If an independent variable is highly correlated to another independent variable, then we can use that independent variable to "predict" the other independent variable. Therefore, this causes redundancy in the machine learning model.

This is a problem because independent variables are supposed to be independent from each other, so high correlation would actually skew that independence when fitting to a machine learning model.
- This implies lower correlated independent variables are much better for the model

Typically, high independent variable correlation can cause overfitting onto a model.
- Fortunately, SKLearn models automatically remove highly correlated variables

### Calculate Correlation Coefficients
In order to determine how correlated variables are to each other, we can calculate their correlation coefficients.
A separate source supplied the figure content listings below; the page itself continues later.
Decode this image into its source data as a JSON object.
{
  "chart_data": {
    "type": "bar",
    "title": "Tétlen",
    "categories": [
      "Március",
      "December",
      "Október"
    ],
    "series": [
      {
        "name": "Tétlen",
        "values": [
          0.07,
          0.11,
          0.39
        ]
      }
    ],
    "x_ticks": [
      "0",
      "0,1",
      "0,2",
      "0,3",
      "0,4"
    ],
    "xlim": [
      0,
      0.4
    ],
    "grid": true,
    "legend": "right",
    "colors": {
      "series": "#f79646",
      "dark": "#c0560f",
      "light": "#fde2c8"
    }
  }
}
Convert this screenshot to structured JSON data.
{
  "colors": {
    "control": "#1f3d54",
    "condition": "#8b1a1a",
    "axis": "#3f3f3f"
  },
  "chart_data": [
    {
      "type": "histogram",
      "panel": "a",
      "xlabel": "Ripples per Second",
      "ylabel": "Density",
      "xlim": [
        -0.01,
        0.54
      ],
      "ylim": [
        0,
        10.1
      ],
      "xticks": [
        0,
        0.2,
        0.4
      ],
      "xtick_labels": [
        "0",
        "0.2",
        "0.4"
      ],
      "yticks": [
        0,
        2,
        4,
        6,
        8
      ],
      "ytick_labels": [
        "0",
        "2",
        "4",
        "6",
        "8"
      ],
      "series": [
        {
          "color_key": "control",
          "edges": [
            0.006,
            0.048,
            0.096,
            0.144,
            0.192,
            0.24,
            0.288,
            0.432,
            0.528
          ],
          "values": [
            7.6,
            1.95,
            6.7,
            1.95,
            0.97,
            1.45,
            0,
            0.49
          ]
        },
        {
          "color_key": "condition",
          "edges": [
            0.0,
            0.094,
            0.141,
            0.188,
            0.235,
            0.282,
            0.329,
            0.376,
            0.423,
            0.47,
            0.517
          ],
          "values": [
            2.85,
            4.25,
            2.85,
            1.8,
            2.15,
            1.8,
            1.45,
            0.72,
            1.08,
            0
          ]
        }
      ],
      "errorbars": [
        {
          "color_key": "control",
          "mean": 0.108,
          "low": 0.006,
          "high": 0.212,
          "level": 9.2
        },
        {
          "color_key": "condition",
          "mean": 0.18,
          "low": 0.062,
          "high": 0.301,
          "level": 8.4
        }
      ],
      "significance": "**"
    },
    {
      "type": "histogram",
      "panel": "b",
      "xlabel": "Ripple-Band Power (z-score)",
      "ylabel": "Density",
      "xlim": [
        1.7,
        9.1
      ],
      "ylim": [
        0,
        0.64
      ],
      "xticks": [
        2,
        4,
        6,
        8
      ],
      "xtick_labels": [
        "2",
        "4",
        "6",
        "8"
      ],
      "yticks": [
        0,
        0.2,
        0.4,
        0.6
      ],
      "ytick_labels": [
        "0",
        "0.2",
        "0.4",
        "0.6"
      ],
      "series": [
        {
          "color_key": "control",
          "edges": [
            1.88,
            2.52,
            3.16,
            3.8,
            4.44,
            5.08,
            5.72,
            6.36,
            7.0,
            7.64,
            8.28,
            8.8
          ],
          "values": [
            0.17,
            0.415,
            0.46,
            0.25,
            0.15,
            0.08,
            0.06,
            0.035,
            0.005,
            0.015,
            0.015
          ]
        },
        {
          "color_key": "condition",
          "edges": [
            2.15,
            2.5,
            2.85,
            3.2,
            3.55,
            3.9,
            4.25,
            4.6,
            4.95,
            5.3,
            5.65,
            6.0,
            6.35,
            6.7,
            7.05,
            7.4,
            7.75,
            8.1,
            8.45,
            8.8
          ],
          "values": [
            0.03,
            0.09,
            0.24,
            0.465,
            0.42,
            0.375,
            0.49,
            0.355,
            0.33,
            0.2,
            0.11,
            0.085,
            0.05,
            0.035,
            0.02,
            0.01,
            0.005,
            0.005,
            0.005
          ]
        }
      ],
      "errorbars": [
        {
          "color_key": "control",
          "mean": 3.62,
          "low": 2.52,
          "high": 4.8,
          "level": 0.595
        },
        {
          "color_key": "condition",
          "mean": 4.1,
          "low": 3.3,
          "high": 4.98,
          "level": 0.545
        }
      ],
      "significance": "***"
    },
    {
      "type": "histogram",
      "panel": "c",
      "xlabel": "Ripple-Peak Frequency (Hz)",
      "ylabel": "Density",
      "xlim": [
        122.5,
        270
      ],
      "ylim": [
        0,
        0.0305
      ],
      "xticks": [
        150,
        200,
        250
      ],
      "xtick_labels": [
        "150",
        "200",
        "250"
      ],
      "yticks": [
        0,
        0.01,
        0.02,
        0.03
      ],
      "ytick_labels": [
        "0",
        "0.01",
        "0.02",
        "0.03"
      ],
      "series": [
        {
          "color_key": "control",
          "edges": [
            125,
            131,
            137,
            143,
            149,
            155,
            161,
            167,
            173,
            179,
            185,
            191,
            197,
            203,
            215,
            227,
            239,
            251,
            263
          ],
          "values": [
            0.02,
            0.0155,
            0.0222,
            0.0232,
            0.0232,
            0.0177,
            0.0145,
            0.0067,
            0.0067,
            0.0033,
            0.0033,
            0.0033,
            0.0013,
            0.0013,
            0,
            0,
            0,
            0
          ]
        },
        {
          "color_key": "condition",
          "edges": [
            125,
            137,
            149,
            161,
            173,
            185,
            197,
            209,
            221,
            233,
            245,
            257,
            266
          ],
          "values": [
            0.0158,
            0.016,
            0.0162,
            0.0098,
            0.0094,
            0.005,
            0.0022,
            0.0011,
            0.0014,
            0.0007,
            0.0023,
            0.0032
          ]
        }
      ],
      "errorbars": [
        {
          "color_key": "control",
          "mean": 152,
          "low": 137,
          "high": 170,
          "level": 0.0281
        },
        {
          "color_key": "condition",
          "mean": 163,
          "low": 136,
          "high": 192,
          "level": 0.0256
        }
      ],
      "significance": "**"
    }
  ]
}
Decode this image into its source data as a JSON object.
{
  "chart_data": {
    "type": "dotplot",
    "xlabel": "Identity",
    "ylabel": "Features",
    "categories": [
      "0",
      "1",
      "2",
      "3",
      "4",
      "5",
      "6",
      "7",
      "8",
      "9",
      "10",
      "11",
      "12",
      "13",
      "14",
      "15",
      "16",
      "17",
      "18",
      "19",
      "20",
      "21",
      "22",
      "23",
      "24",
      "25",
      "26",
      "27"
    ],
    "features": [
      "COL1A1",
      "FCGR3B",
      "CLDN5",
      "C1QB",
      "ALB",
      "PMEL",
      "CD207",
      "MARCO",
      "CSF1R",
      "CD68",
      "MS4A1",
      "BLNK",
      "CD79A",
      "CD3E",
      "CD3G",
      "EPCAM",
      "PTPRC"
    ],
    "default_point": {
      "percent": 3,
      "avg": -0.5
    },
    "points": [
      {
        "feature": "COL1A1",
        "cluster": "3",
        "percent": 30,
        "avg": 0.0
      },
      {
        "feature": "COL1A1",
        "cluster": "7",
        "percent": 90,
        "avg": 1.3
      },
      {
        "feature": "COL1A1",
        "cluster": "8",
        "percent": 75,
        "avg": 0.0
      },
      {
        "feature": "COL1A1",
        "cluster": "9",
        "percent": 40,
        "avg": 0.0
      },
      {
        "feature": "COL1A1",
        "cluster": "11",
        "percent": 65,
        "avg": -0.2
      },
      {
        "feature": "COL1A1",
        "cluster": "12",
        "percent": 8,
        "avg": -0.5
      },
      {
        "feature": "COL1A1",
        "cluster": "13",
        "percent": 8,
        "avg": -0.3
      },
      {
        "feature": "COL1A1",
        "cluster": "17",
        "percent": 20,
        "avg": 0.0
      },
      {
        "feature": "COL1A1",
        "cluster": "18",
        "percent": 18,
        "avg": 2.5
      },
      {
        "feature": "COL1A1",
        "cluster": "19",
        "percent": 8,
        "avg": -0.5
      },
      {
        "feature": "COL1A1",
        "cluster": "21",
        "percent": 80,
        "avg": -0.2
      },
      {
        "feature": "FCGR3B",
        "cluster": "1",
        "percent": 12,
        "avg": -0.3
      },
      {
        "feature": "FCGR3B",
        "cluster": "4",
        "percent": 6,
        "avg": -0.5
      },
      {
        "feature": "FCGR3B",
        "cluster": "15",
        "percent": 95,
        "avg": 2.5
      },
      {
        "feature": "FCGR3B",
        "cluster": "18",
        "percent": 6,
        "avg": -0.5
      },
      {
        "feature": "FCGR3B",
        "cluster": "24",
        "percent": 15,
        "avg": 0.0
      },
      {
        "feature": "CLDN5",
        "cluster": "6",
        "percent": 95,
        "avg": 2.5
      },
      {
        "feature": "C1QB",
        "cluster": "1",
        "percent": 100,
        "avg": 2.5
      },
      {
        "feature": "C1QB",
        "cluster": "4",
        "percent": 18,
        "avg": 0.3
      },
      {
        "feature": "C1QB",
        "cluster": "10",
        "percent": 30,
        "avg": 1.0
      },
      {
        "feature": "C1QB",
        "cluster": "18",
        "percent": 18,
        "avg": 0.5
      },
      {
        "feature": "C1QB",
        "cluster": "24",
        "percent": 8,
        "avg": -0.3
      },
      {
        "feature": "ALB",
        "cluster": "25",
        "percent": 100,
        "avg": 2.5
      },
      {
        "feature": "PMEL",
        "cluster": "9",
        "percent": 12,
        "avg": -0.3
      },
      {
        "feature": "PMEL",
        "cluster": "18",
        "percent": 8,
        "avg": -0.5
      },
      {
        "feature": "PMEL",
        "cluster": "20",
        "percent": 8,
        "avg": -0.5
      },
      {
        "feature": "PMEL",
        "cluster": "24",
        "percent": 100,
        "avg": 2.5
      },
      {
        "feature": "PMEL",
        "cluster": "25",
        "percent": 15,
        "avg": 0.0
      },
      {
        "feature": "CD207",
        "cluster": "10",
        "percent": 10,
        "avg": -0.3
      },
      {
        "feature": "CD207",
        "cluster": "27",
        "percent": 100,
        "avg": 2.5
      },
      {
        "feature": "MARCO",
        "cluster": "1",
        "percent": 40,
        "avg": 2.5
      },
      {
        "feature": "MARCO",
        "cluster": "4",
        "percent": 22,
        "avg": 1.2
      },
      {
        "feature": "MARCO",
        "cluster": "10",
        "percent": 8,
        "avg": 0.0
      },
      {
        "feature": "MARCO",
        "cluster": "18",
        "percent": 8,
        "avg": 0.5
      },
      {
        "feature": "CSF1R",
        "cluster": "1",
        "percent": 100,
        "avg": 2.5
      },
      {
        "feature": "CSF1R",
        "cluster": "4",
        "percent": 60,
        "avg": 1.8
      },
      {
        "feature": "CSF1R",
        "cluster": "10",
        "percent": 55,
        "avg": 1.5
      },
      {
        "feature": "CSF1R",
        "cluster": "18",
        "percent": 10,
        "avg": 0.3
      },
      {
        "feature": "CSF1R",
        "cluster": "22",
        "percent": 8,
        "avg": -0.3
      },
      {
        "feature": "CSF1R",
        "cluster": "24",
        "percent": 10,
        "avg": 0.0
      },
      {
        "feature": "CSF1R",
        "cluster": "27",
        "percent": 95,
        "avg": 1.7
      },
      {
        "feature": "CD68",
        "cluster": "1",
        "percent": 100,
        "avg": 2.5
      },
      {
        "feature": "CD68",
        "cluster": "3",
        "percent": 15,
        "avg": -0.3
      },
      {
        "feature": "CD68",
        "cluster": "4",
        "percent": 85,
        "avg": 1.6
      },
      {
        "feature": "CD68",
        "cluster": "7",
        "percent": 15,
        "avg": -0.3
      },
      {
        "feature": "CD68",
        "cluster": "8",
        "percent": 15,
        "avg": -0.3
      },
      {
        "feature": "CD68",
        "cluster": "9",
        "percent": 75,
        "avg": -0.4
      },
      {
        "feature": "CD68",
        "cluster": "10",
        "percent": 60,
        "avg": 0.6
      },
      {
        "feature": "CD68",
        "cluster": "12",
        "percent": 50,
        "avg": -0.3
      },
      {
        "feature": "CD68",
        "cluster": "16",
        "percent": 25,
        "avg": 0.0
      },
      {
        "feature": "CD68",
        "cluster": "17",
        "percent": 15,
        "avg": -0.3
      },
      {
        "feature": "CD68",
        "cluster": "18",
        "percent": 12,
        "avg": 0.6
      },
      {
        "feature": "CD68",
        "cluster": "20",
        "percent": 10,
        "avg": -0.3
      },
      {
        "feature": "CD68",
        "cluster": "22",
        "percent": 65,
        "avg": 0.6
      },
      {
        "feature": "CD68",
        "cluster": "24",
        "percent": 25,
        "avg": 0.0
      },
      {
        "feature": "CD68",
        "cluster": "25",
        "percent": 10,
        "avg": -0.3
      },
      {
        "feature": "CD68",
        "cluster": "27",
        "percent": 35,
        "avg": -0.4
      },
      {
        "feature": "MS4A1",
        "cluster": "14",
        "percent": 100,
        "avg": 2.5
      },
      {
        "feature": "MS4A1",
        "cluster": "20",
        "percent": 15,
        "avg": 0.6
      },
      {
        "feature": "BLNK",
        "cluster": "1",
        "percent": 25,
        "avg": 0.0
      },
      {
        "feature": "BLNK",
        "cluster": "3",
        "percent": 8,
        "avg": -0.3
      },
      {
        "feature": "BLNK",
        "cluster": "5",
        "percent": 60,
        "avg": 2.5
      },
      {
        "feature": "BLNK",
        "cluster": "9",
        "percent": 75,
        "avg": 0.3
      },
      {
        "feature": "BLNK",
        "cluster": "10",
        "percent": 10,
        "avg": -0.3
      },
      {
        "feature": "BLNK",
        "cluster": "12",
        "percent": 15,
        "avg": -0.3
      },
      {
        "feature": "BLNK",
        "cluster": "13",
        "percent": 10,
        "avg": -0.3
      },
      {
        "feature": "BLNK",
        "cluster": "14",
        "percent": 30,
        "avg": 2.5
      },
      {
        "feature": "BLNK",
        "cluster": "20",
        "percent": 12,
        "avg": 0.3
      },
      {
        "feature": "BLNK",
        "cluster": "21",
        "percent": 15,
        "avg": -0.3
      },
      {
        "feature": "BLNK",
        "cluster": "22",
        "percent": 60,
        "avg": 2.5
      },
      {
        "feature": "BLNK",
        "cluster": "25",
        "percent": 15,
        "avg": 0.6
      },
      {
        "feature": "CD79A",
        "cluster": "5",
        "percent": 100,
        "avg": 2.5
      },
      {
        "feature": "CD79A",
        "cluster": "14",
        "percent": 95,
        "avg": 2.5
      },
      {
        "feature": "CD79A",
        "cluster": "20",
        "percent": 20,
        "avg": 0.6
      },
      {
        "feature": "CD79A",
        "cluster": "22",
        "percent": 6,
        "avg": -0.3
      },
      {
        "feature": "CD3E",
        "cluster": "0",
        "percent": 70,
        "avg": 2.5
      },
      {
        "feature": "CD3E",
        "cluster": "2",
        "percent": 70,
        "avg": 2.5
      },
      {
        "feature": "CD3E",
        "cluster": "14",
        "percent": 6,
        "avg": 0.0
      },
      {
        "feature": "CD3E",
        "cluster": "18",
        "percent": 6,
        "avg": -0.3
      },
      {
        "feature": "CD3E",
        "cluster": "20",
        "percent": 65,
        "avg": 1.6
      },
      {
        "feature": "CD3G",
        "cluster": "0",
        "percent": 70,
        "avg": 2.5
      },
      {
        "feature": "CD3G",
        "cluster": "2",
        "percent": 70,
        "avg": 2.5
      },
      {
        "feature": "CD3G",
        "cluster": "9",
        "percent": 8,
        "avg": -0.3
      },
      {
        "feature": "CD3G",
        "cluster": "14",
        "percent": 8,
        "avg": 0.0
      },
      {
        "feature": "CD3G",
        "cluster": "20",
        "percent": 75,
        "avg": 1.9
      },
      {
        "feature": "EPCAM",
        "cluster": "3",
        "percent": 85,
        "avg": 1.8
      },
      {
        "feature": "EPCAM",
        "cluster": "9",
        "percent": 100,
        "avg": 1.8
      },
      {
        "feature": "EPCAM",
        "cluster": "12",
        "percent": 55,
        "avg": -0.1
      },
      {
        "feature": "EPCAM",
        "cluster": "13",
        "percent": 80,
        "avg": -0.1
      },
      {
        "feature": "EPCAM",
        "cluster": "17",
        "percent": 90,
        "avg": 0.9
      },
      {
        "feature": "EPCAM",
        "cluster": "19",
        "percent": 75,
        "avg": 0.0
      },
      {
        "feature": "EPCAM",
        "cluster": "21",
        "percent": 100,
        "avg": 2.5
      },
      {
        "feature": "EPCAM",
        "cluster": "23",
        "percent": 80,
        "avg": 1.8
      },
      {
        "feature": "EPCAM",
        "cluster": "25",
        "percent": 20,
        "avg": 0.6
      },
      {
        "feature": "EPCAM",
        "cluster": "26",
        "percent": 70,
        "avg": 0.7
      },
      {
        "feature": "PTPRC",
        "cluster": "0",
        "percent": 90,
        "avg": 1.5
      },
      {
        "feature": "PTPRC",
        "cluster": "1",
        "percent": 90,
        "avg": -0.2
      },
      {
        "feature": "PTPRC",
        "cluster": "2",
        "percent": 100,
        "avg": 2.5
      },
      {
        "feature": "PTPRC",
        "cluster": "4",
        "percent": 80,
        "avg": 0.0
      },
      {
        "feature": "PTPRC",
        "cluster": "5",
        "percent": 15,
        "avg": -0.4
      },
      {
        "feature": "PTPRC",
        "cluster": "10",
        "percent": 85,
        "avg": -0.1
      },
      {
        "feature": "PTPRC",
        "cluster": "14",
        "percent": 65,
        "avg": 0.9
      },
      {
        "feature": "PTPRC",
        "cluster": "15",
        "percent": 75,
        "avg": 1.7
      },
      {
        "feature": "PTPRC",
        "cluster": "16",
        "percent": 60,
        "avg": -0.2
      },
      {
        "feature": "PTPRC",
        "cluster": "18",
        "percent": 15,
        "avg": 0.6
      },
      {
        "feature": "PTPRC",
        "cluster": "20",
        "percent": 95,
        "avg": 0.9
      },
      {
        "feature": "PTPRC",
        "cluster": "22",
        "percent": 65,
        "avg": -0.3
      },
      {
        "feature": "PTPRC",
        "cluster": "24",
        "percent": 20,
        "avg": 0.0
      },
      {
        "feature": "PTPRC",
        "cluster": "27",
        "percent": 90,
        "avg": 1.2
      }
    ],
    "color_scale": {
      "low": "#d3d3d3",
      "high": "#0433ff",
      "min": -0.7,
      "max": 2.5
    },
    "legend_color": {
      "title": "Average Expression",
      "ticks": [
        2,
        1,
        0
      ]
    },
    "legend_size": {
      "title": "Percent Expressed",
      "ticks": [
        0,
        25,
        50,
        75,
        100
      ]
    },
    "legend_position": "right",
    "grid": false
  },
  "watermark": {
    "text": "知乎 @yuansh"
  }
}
#### Correlation Coefficients Range From -1 to 1:  
1. If two variables have a negative coeff, then they're negatively correlated.
    - If two variables have a coeff of -1, the they're perfectly negative multi-collinear.  
2. If two variables have a positive coeff, then they're positively correlated.
    - If two variables have a coeff of 1, then they're perfectly positive multi-collinear.  
3. If two variables have a coeff of 0, then they have no linear correlation.

We can create a correlation matrix to help us observe the correlation between variables.

In [6]:
# import libraries
import pandas as pd

In [5]:
# read the customers csv as a data set
customers_df = pd.read_csv("datasets/customers.csv")

customers_df.head()

Unnamed: 0,Country,Age,Salary,Purchased
0,France,44.0,72000.0,No
1,Spain,27.0,48000.0,Yes
2,Germany,30.0,54000.0,No
3,Spain,38.0,61000.0,No
4,Germany,40.0,,Yes


In [11]:
# return a correlation matrix
customers_df.corr()

Unnamed: 0,Age,Salary
Age,1.0,0.982495
Salary,0.982495,1.0


# Correlation Matrix Conclusion
### Disclaimer About Categorical Variables
Because the "Country" and "Purchased" columns were categorical variables, Pandas excluded it from the correlation matrix.
- We could create dummy variables for those columns, but that'll overcomplicate the explanation

### Explanation of Correlation Matrix
The "Age" and "Salary" columns have a correlation coefficient of 0.982495.
- Therefore, we could assume they have a high positive correlation

Should we remove the Age or Salary column to prevent redundancy?

I recommend No, because the only severe case to prevent high correlation is when perfect multicollinearity exists: when the correlation coefficient equals -1 or 1.